Assim, analisa-se o papel da justiça, da lei natural e da lei civil na obra Leviatã de Hobbes, para verificar se a lei civil funciona como critério autossuficiente de identificação da justiça mesmo com a existência da lei natural. Para compreender o objeto determinado, inicia-se fazendo uma contextualização do pensamento moderno e da influência das mudanças de paradigma filosófico no Direito e em Hobbes. Passa-se, então, para um estudo da justiça no estado de natureza e dos seus fundamentos na formação do Estado civil, considerando o papel das leis naturais e das leis civis nesse processo. Analisa-se, por fim, a força das leis naturais em relação às leis civis e os dilemas da interpretação desses conceitos.
2 PENSAMENTO MODERNO
A modernidade, então, simboliza a transformação desse horizonte de pensamento, que se elaborou durante a Antiguidade até o fim da Idade Média. Desde então, por muitos motivos, tornou-se tendência durante os séculos seguintes. Muda-se a referência no pensamento, não sendo mais a ordem imutável, o “cosmos”, mas o homem enquanto subjetividade. Isso significa dizer que “o homem não se vê mais como uma parte no grande Todo do kosmos (…), mas se revela como algo radicalmente diferente de tudo mais, ou seja, se revela como subjetividade, como sujeito de seu conhecimento e de sua ação no mundo” (Monteiro, 2023).
Dessa forma, o traço característico do pensamento político que surgiu na modernidade é que o conceito e os fins do político não se mostram mais à ordem imutável, mas ao homem como único ser do político. Há uma “antropologização” do pensar e do realizar do político, o saber deixa de ser uma revelação do Todo imanente, para se tornar em algo manipulável. Enquanto, na Antiguidade, o saber era justificado por si mesmo, pelo qual se atingia a plena realização da vida, na Modernidade, “o saber adquire um caráter eminentemente instrumental, operatório: ele não tem sentido em si mesmo, mas está em função do processo de imposição do sujeito sobre o mundo” (Polin, 2020).

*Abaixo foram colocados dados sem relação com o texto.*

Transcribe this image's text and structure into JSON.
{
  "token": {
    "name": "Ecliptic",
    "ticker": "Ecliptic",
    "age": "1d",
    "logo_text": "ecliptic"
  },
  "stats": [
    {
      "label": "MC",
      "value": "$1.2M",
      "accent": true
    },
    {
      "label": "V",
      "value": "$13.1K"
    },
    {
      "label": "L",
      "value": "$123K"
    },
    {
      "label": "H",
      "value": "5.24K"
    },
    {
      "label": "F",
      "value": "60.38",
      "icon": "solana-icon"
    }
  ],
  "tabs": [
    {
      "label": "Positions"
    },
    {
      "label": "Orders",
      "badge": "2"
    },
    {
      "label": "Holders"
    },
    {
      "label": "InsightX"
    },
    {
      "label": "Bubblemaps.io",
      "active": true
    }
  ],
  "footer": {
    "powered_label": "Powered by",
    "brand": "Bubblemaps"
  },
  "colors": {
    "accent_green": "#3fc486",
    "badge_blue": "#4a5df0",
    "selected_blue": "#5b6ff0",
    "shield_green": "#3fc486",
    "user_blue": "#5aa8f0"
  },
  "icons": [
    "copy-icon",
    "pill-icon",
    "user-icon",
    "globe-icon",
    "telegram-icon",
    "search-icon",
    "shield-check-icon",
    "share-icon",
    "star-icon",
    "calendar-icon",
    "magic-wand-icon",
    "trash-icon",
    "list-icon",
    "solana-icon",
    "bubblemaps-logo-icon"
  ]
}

Como demonstra Bobbio (2023), o mundo deixa de ser aquele das essências inteligíveis em si, no qual o homem deve se submeter à ordem universal, passando a se tornar uma realidade na qual o inteligível passa a ser construído, de certo modo, pela própria ciência. A verdade, assim, se torna aquela verificável segundo determinado tipo de procedimentos: os experimentais de caráter hipotético-dedutivo, os quais constituem a estrutura empírico-formal da ciência.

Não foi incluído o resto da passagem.